At Amazon’s latest product announcement event, the tech giant underscored its flair for creating new product categories. The company revealed a new home robot, Astro, that sells for $999. The autonomous 20-pound robot not only features a display screen for communications, but also has a camera mounted on a telescoping base – enabling a remote user to see on top of counters, tables, or over furniture. Beyond cameras, Astro utilizes sophisticated AI along with voice-recognition software, face-recognition software, and mapping technology, which all combine to learn about household members’ habits.
If having a roving device is not to a customer’s liking, the Always Home Cam is a video camera mounted on a drone that can patrol the home by flying preset routes. It will debut at $249. These two devices extend Amazon’s popular Ring security family and move the focus of home security from monitoring the perimeter to viewing inside the home. The company also announced that its Ring cameras can be used to activate a professionally staffed security monitoring center that can connect a resident with emergency responders.
“Amazon’s extended home security line addresses multiple use cases: monitoring outside of the building envelope, keeping tabs on people, pets, and belongings inside the home, and connecting to authorities in case of emergency. All of Amazon’s security line is designed to be self-installed, further building upon a consumer segment that wants home security at a savings and is willing to self-install to save,” said Stuart Sikes, Senior VP at Interpret.

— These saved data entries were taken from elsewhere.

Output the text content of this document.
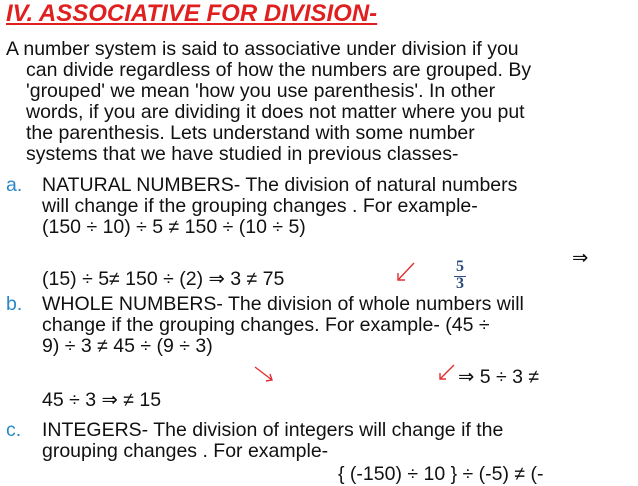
IV. ASSOCIATIVE FOR DIVISION-
A number system is said to associative under division if you
can divide regardless of how the numbers are grouped. By
'grouped' we mean 'how you use parenthesis'. In other
words, if you are dividing it does not matter where you put
the parenthesis. Lets understand with some number
systems that we have studied in previous classes-
a. NATURAL NUMBERS- The division of natural numbers
will change if the grouping changes . For example-
(150 ÷ 10) ÷ 5 ≠ 150 ÷ (10 ÷ 5)
⇒
(15) ÷ 5≠ 150 ÷ (2) ⇒ 3 ≠ 75
5
3
b. WHOLE NUMBERS- The division of whole numbers will
change if the grouping changes. For example- (45 ÷
9) ÷ 3 ≠ 45 ÷ (9 ÷ 3)
⇒ 5 ÷ 3 ≠
45 ÷ 3 ⇒ ≠ 15
c. INTEGERS- The division of integers will change if the
grouping changes . For example-
{ (-150) ÷ 10 } ÷ (-5) ≠ (-
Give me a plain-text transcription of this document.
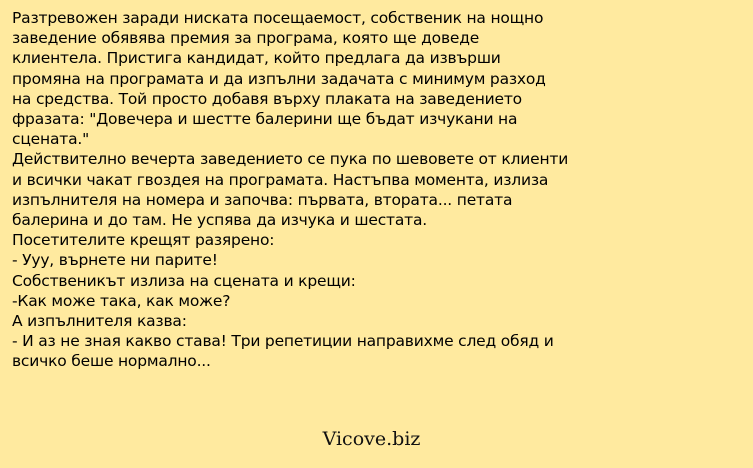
Разтревожен заради ниската посещаемост, собственик на нощно
заведение обявява премия за програма, която ще доведе
клиентела. Пристига кандидат, който предлага да извърши
промяна на програмата и да изпълни задачата с минимум разход
на средства. Той просто добавя върху плаката на заведението
фразата: "Довечера и шестте балерини ще бъдат изчукани на
сцената."
Действително вечерта заведението се пука по шевовете от клиенти
и всички чакат гвоздея на програмата. Настъпва момента, излиза
изпълнителя на номера и започва: първата, втората... петата
балерина и до там. Не успява да изчука и шестата.
Посетителите крещят разярено:
- Ууу, върнете ни парите!
Собственикът излиза на сцената и крещи:
-Как може така, как може?
А изпълнителя казва:
- И аз не зная какво става! Три репетиции направихме след обяд и
всичко беше нормално...
Vicove.biz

A potential downside, as CNN points out, is deepened concern over privacy. NYU School of Law fellow Albert Fox Cahn told CNN that Amazon’s new products “give a disturbing new reality where it’s impossible to escape the tech giant’s roving drones within our own home.”
According to Interpret’s Smart Home Matrix™ quarterly survey of smart home product owners, the device ownership profiles of those owning stand-alone security cameras is similar to owners of pro-monitored security systems, with around 35% of both reporting ownership of smart doorbells, smart door locks, smart thermostats and garage controllers. The primary difference between these groups of owners is that pro-monitored security owners have higher incomes, more years of education, and children under age 18.
With security giant ADT’s partnership with Google to design the next intelligent home security platform, expect the category to further change as new innovations in both devices and artificial intelligence provide solutions unlike anything seen in market before.